The only possible scenario for an IFK near the goal area as described is if:
a) the referee thought the substitution procedure had completed,
b) the referee stopped play for misconduct after the ball came into play 
(left the penalty area),
c) the misconduct was VC between two defenders where he awarded the IFK

But no cards were shown and no players sent off.  So given the 
information provided, one has to conclude there was a misapplication of 
the laws.  The only way to clarify this is to talk to the referee.

Randy Harr
Director of Referee Instruction
Area 2A Silicon Valley

Detailed Logic:
============
If the referee blew the whistle because the substitution was not 
complete, then he was simply continuing to delay the restart and not 
stopping play that officially did not start.  An incomplete substitution 
is 100% the referee's issue; no one else's fault.  He must call the 
substitutes onto the field and is instructed to do so only after the 
players being substituted have left the field.  If the referee waives 
the subs on before the other players have left the field, then the coach 
must listen to the referee on this.  It cannot be the coaches fault with 
that.  And the referee has to deal with consequences he creates by not 
following procedure.

If the referee told the defenders to wait for the substitution, and the 
defenders defied his order, then the referee could potentially give a 
misconduct to the defenders for openly defying his order and trying to 
restart.  But I would be hard pressed to do this unless I had my hand in 
the air indicating a held restart, I was watching and communicating to 
them and knew they heard and understood me, and then they were openly 
defying the order anyway.  Even if misconduct was given to the defense 
for this situation, the restart is still the goal kick because the ball 
was not ever in play by definition.  In fact, if misconduct is given for 
the improper restart against his order, the referee must be accepting 
the ball was never in play and thus restart with the goal kick.

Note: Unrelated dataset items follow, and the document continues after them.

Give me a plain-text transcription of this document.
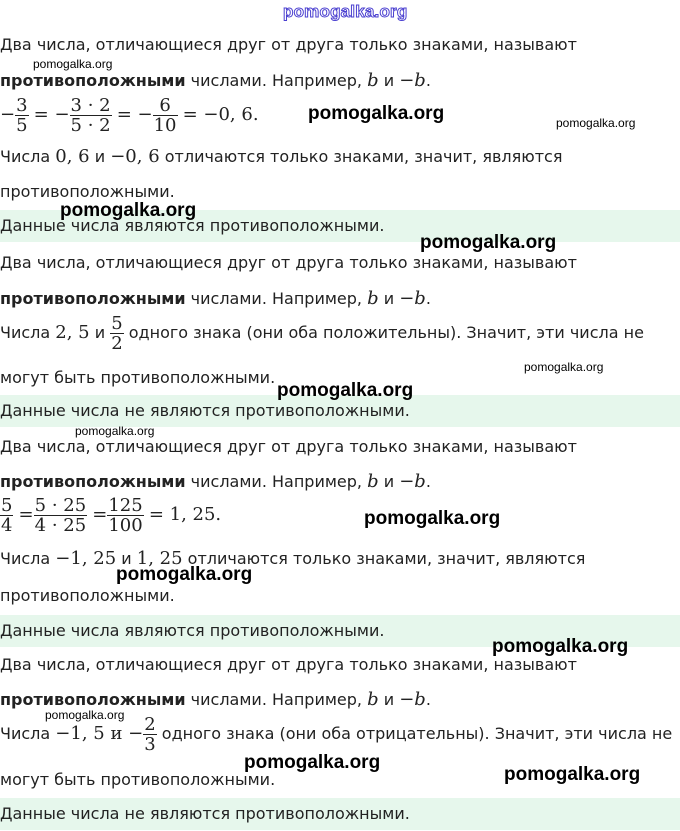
pomogalka.org
Два числа, отличающиеся друг от друга только знаками, называют
противоположными числами. Например, b и −b.
− $\frac{3}{5}$ = − $\frac{3 \cdot 2}{5 \cdot 2}$ = − $\frac{6}{10} = -0$, 6.
Числа 0, 6 и −0, 6 отличаются только знаками, значит, являются
противоположными.
Данные числа являются противоположными.
Два числа, отличающиеся друг от друга только знаками, называют
противоположными числами. Например, b и −b.
Числа 2, 5 и $\frac{5}{2}$ одного знака (они оба положительны). Значит, эти числа не
могут быть противоположными.
Данные числа не являются противоположными.
Два числа, отличающиеся друг от друга только знаками, называют
противоположными числами. Например, b и −b.
$\frac{5}{4} = \frac{5 \cdot 25}{4 \cdot 25} = \frac{125}{100} = 1$, 25.
Числа −1, 25 и 1, 25 отличаются только знаками, значит, являются
противоположными.
Данные числа являются противоположными.
Два числа, отличающиеся друг от друга только знаками, называют
противоположными числами. Например, b и −b.
Числа −1, 5 $и - \frac{2}{3}$ одного знака (они оба отрицательны). Значит, эти числа не
могут быть противоположными.
Данные числа не являются противоположными.
pomogalka.org
pomogalka.org	pomogalka.org
pomogalka.org
pomogalka.org
pomogalka.org
pomogalka.org
pomogalka.org
pomogalka.org
pomogalka.org
pomogalka.org
pomogalka.org
pomogalka.org
pomogalka.org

So lets assume the referee thought the substitution had completed and 
that he was not holding up the restart.

The ball is not in play until it leaves the Penalty Area and only then 
is it a proper and completed restart.  Anything that happens before this 
and the original restart must simply be taken.  Including misconduct (or 
what would otherwise be a foul if the ball was in play).  Misconduct 
while the ball is out of play simply results with the originally planned 
restart after dealing with the misconduct.

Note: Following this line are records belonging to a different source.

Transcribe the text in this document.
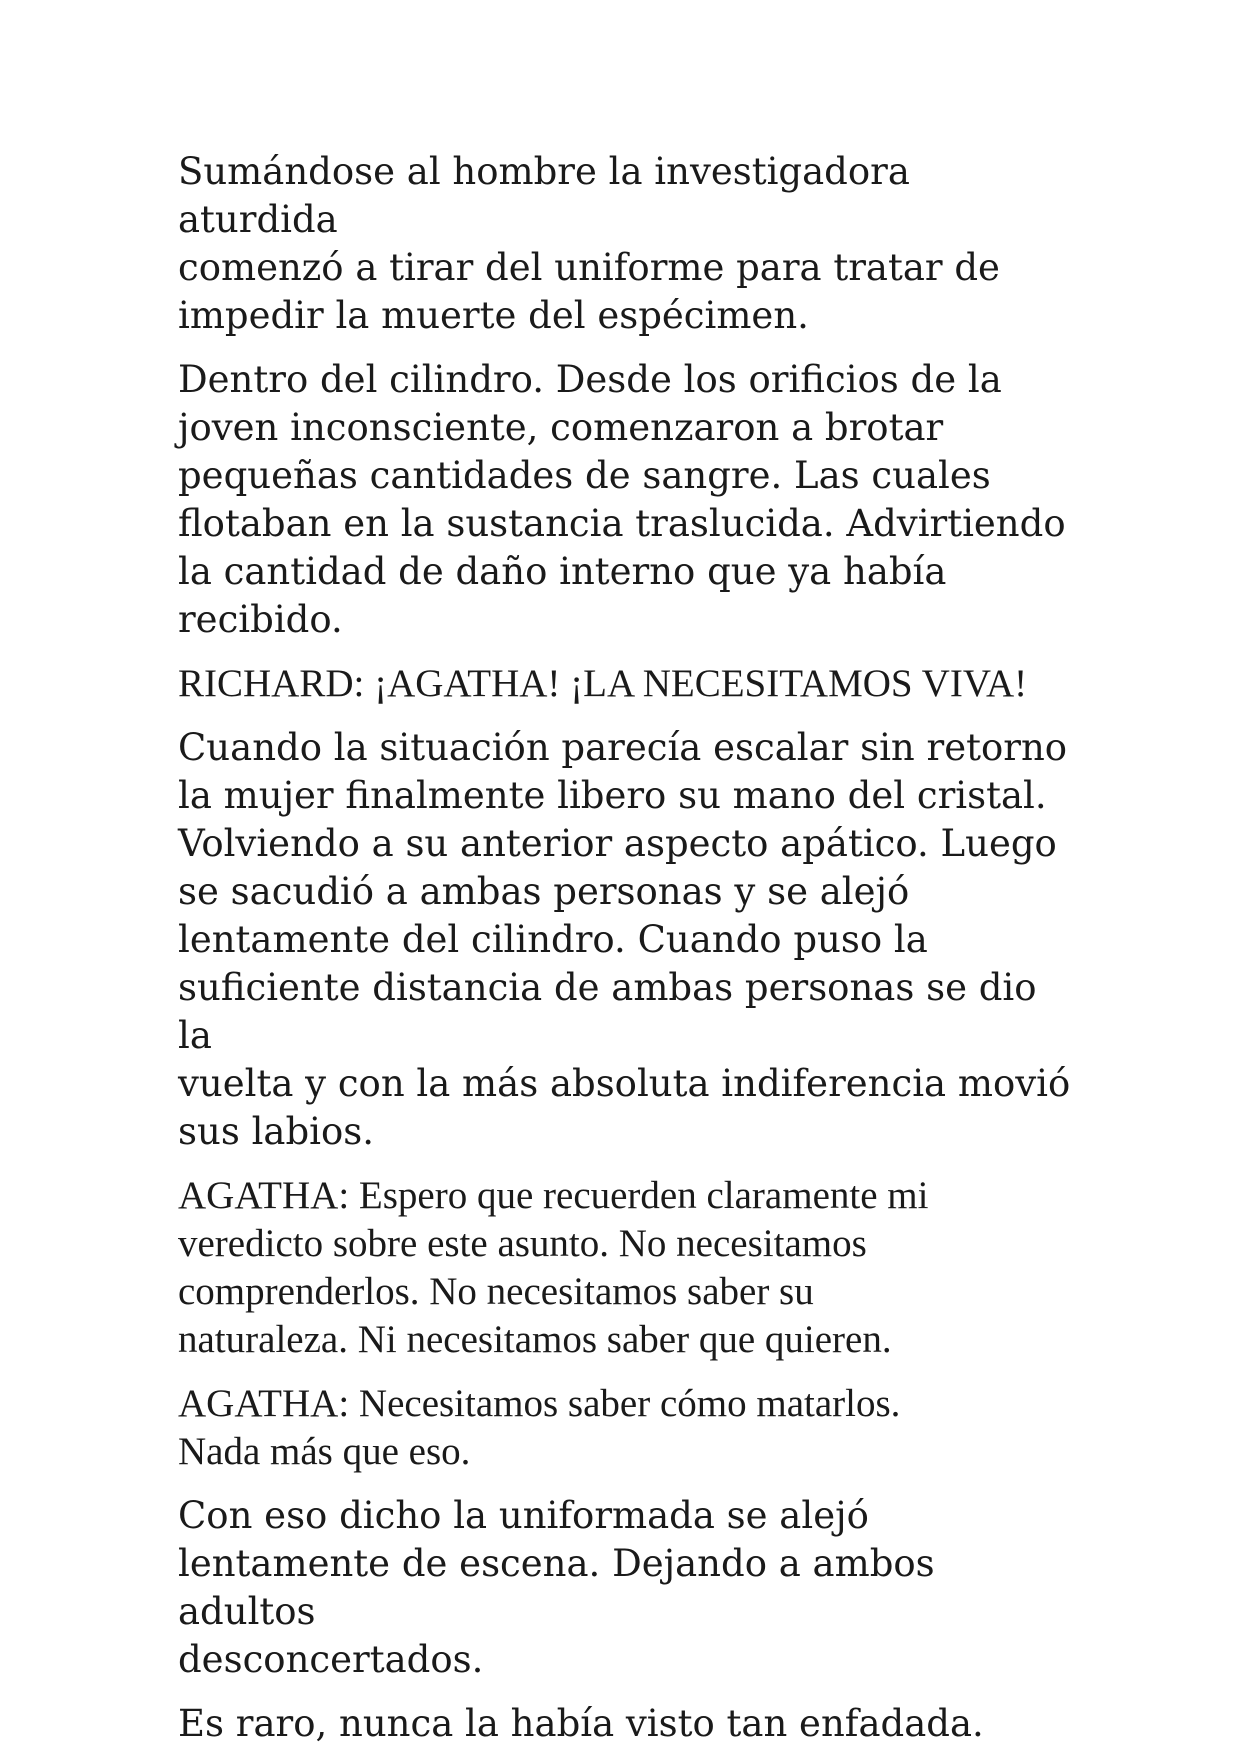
Sumándose al hombre la investigadora aturdida
comenzó a tirar del uniforme para tratar de
impedir la muerte del espécimen.

Dentro del cilindro. Desde los orificios de la
joven inconsciente, comenzaron a brotar
pequeñas cantidades de sangre. Las cuales
flotaban en la sustancia traslucida. Advirtiendo
la cantidad de daño interno que ya había
recibido.

RICHARD: ¡AGATHA! ¡LA NECESITAMOS VIVA!

Cuando la situación parecía escalar sin retorno
la mujer finalmente libero su mano del cristal.
Volviendo a su anterior aspecto apático. Luego
se sacudió a ambas personas y se alejó
lentamente del cilindro. Cuando puso la
suficiente distancia de ambas personas se dio la
vuelta y con la más absoluta indiferencia movió
sus labios.

AGATHA: Espero que recuerden claramente mi
veredicto sobre este asunto. No necesitamos
comprenderlos. No necesitamos saber su
naturaleza. Ni necesitamos saber que quieren.

AGATHA: Necesitamos saber cómo matarlos.
Nada más que eso.

Con eso dicho la uniformada se alejó
lentamente de escena. Dejando a ambos adultos
desconcertados.

Es raro, nunca la había visto tan enfadada.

If something happened after the ball left the Penalty Area (proper 
restart), then it must have been misconduct in the Penalty Area to pull 
the ball back there.  It could not have been a DFK foul (even though 
off-the-ball) because that would not be an IFK restart for the attacking 
team.  And there is no other off-the-ball IFK foul that could pull the 
ball back there either.  So it would have to be misconduct (unless the 
referee is compounding errors he made earlier).

The only scenario that I can think of is VC between two defenders in the 
goal area.  Then this could stop the game and result in an IFK awarded 
at the site of the misconduct to the attacking team.  (see table 12.35 
in the USSF Advice to Referees on VC and restarts.)  But you did not 
mention any cards, especially not any send-offs, so this does not seem 
plausible.  Hence I can only conclude with the information available 
that the referee was confused and did not apply the laws correctly.

Special circumstances would always move the restart by the attacking 
team out to the edge of the goal area.

So you can see how the logic goes (hopefully).  It sounds like the 
referee let things get out of control and made several mistakes that 
compounded.  (In fact, you never mentioned if the restart IFK went 
directly into goal or was a proper goal by touching another player 
before entering the goal.)  You are welcome to email me privately of the 
details (game time, field, teams if known) and I will try to follow-up.

But I think someone needs to ask the referee what they thought happened 
and what they applied.  The apparent and likely answer is they 
misapplied the laws and made a mistake.

Did I miss something in the laws or the description as given?